A year in the life of a book: a summary
My first book was published almost a year ago – While no one can predict book sales, that hasn’t stopped people, especially writers, from trying.
Below you’ll find a year’s worth of amazon.com sales data for The art of project management (provided by rankforest.com) with notes on my activities (This starts 4 weeks after the book was in stores because I didn’t know about rankforest until then). There are problems with amazon rankings, but they’re an easy indicator to track.
Here is the promotion rundown from 5/1/2005 to today:
- I used my newsletter, monthly essays and this blog to announce the book and get my writing out there.
- I created a postcard, and distributed it whenever I lectured.
- I did two self-organized book tours: one in the bay area (w/lessons learned) at book launch, and east coast 5 months later.
- I did one comically bad radio interview, two podcasts (at baychi and podtech), several web interviews and one webcast. I said yes to all credible requests (and still do).
- O’Reilly promoted the book in their catalog, website and bestseller list (once it got there), and invited me to write a few pieces for their website. They posted a sample chapter and allowed slashdot to excerpt another. Kathryn Barrett, publicist for O’Reilly, was fantastic, generously sending out reviewer copies to folks willing to write reviews for websites and magazines.
- This blog generates good traffic but most peaks in web traffic were driven by new essays.
Who knows if these efforts help – plenty of books do well without things like this, and many with big promotion budgets do poorly. It’s complex and a topic for another post.
However it happened, the book has been a big success. Thanks to all of you for visiting, reading, buying and spreading the word about the book. Every sale motivates me to work that much harder and write that much more.

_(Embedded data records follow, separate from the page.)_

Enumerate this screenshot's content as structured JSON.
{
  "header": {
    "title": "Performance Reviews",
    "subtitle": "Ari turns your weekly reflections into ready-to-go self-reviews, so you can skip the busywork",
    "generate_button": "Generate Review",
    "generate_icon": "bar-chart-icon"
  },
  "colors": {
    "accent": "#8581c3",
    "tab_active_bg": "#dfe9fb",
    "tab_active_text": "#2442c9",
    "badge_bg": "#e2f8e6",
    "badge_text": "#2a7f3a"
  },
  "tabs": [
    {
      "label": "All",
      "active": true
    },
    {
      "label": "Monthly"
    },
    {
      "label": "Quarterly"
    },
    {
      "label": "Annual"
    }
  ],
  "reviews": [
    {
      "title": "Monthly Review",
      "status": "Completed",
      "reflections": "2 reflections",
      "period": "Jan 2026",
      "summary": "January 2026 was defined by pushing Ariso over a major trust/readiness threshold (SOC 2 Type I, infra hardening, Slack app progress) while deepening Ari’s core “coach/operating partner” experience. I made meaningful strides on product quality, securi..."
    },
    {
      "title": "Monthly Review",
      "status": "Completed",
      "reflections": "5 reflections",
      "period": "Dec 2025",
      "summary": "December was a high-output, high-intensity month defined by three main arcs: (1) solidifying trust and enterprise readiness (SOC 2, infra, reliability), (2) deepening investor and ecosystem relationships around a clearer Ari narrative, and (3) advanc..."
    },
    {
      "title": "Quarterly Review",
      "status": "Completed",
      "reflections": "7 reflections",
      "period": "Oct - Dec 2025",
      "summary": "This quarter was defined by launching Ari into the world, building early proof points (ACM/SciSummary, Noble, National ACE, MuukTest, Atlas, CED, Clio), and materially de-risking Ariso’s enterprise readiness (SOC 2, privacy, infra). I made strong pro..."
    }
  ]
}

The pairing of writing books and being for hire as a trainer/consultant feeds off each other: people who like the book often hire me and people who hire me often buy the book. So for any would-be writers out there, this is a great approach for a first book.
I’m doing well and have signed to write a second book for O’Reilly – I’m on track to put another dent in that shelf.
For fun, comparative data is listed for Malcom Gladwell’s book “Blink”. Not sure what happened to him on 10/16, but it looks like he survived his largest rank-drop: from the teens down to 57.
Thanks, Scott. This post was a great boost for me, since my first book launches in 3 weeks. Thank you for sharing your insights (especially the lessons learned from the book tour). Your book is well done, and you’ve well earned your success.
I’m wondering how a novelist can capitalize on the consultant thing to boost awareness/sales? ;)
Konrad – I had to wrestle with that myself Business events, like novels, are all a variation on story-telling. I chose to do my story-telling through business fables. An acquaintance of mine in the blogosphere, Mark True (alittlebitofmark.blogspot.com) focuses on organizational identity and branding to tell stories. If you already know how to tell a good story, there are a lot of applications for consulting in almost every field. The trick is telling your own story to articulate the value proposition to your potential clients.
The graph you posted are amazon “sales rankings”. It seems that raw volume would be a better metric, as it wouldn’t mix information from sales from all the other books sold on amazon (which you have no control over).
Fiction is a whole ‘nother ballgame. The competition for authors is more intense and the market is harder, not to mention how much more challenging it is to find a publisher.
Julien: Unfortunately I don’t have daily sales numbers for my book. Few authors do. As I mentioned, there are problems with amazon rankings, but it does give a ballpark metric for what’s going on.
Timothy: there are quite a few business books that use fictional narratives. Who stole my cheese is perhaps the most well known, but there are many others.
Personally I find these things rarely work well – for whatever reason the people who choose to do it rarely have the fictional chops to write well, and since they’re trying to make deliberate non-fiction points, the writing is often very heavy handed, cheezy or just plain obvious.
I do agree on the philosophy though – that being able to tell a good story is verstile skill. It’s just that the fiction as non-fiction thing, in the examples I’ve seen, rarely results in good stories.
Scott,
Congrats on the book! I’ve had a great response from your podcasts. I’m very proud to have been part of your success with the podcast promotion that we did last June. The book is a must read for project managers.
Lets circle back for another podcast soon.